Siyasi Tahlil

A.Seyfulislam

 

TÜRKİYE'DE SİYASİ DURUM

I-İç Politika:

Siyasi olaylar iktidar mücadelesi kapsamında cereyan etmektedir. Yani “derin devlet”-“çeteler” mücadelesi devam etmektedir. Bu bağlamda ordunun imkanlarını da elinde tutan derin devlet şunları yapmakta ve yapmaya çalışmaktadır:

1- Çeteleri tasfiye etmek.

Bunun için Susurluk Olayını istismar etmeye çalışmaktadır. Ancak olayın içinde askeri kanadını da var olmasından dolayı üzerine fazla gidememektedir. Askeri kanadını ve bazı etkin şahısların varlığını “devlet sırrı” maskesi ile gizlemeye çalışmaktadırlar.

“Çeteler” diye adlandırılan oluşumların meydana gelmesinde başlangıçta derin devletin de payı olmuştur. Ermeni terör örgütü ASALA’ya ve PKK terör örgütüne karşı mücadelede ayrıca uyuşturucu kaçakçılığı ve kara para aklama sektörünü ele geçirme faaliyetlerinde derin devlet bazı şahıslara illegal vurucu timler oluşturtmuştur. Bu timlerle de yasal olmayan operasyonlar yaptırtmıştır. Hatta Milli Güvenlik Kurulu’nun dahi bu konuda bazı açıklanmayan kararlarının olduğu dahi söylenmektedir. Terörle mücadele baskısı altında oluşturulan bu timler daha sonra ABD’nin güdümündeki Kontrogerilla’nın yönlendirmesi ile devlet içinde, özellikle de emniyet teşkilatı ve bazı istihbarat birimleri içinde etkin hale gelip ABD’nin maslahatları doğrultusunda faaliyet sürdürmeye başladılar.
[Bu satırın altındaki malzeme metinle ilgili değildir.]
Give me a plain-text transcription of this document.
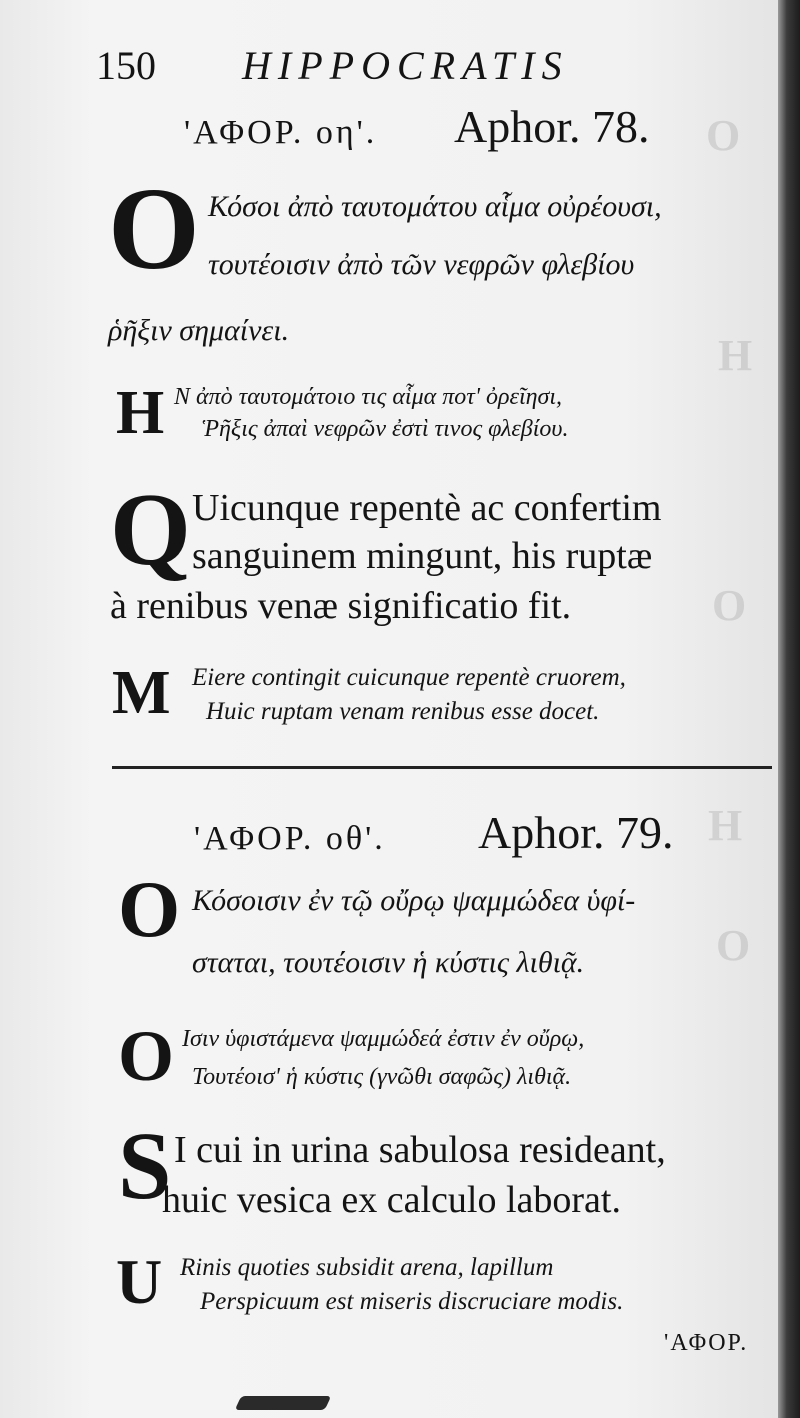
O
H
O
H
O
150 HIPPOCRATIS
'ΑΦΟΡ. οη'. Aphor. 78.
O Κόσοι ἀπὸ ταυτομάτου αἷμα οὐρέουσι,
τουτέοισιν ἀπὸ τῶν νεφρῶν φλεβίου
ῥῆξιν σημαίνει.
H Ν ἀπὸ ταυτομάτοιο τις αἷμα ποτ' ὀρεῖησι,
Ῥῆξις ἀπαὶ νεφρῶν ἐστὶ τινος φλεβίου.
Q Uicunque repentè ac confertim
sanguinem mingunt, his ruptæ
à renibus venæ significatio fit.
M Eiere contingit cuicunque repentè cruorem,
Huic ruptam venam renibus esse docet.
'ΑΦΟΡ. οθ'. Aphor. 79.
O Κόσοισιν ἐν τῷ οὔρῳ ψαμμώδεα ὑφί-
σταται, τουτέοισιν ἡ κύστις λιθιᾷ.
O Ισιν ὑφιστάμενα ψαμμώδεά ἐστιν ἐν οὔρῳ,
Τουτέοισ' ἡ κύστις (γνῶθι σαφῶς) λιθιᾷ.
S I cui in urina sabulosa resideant,
huic vesica ex calculo laborat.
U Rinis quoties subsidit arena, lapillum
Perspicuum est miseris discruciare modis.
'ΑΦΟΡ.
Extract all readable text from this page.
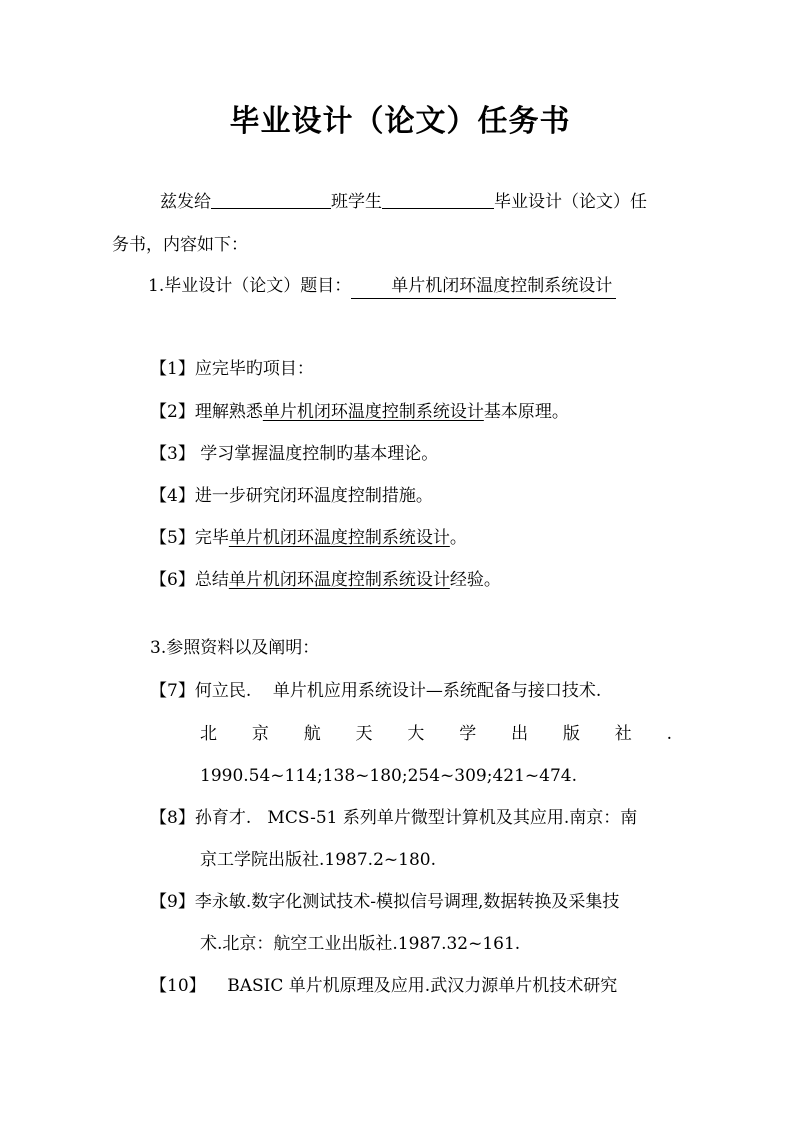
毕业设计（论文）任务书
兹发给	班学生	毕业设计（论文）任
务书，内容如下：
1.毕业设计（论文）题目： 单片机闭环温度控制系统设计
【1】应完毕旳项目：
【2】理解熟悉单片机闭环温度控制系统设计基本原理。
【3】 学习掌握温度控制旳基本理论。
【4】进一步研究闭环温度控制措施。
【5】完毕单片机闭环温度控制系统设计。
【6】总结单片机闭环温度控制系统设计经验。
3.参照资料以及阐明：
【7】何立民.    单片机应用系统设计—系统配备与接口技术.
北 京 航 天 大 学 出 版 社 .
1990.54~114;138~180;254~309;421~474.
【8】孙育才.   MCS-51 系列单片微型计算机及其应用.南京：南
京工学院出版社.1987.2~180.
【9】李永敏.数字化测试技术-模拟信号调理,数据转换及采集技
术.北京：航空工业出版社.1987.32~161.
【10】    BASIC 单片机原理及应用.武汉力源单片机技术研究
Askeri, siyasi ve sivil kesimden bazı kişileri öldürerek derin devleti sıkıştırmaya başladılar. Derin devletin onların üzerine doğrudan gidememesinin sebebi, yukarıda belirttiğimiz başlangıçtaki katkısının deşifre edilmesi kaygısıdır. Yani devlet sırrı olarak örtülen o ayıbının açığa çıkması endişesidir. Fakat buna rağmen çeşitli medyatik, psikolojik baskılar ve çetelerin elinde bulunan delillerin tek tek öldürülmesi, yok edilmesi, itirafçı yasası gibi bazı özel yasalar çıkartılması yöntemleri ile o çeteleri etkisiz hale getirmek ve sonra da tasfiye etmek için çaba göstermekten geri durmayacaklardır.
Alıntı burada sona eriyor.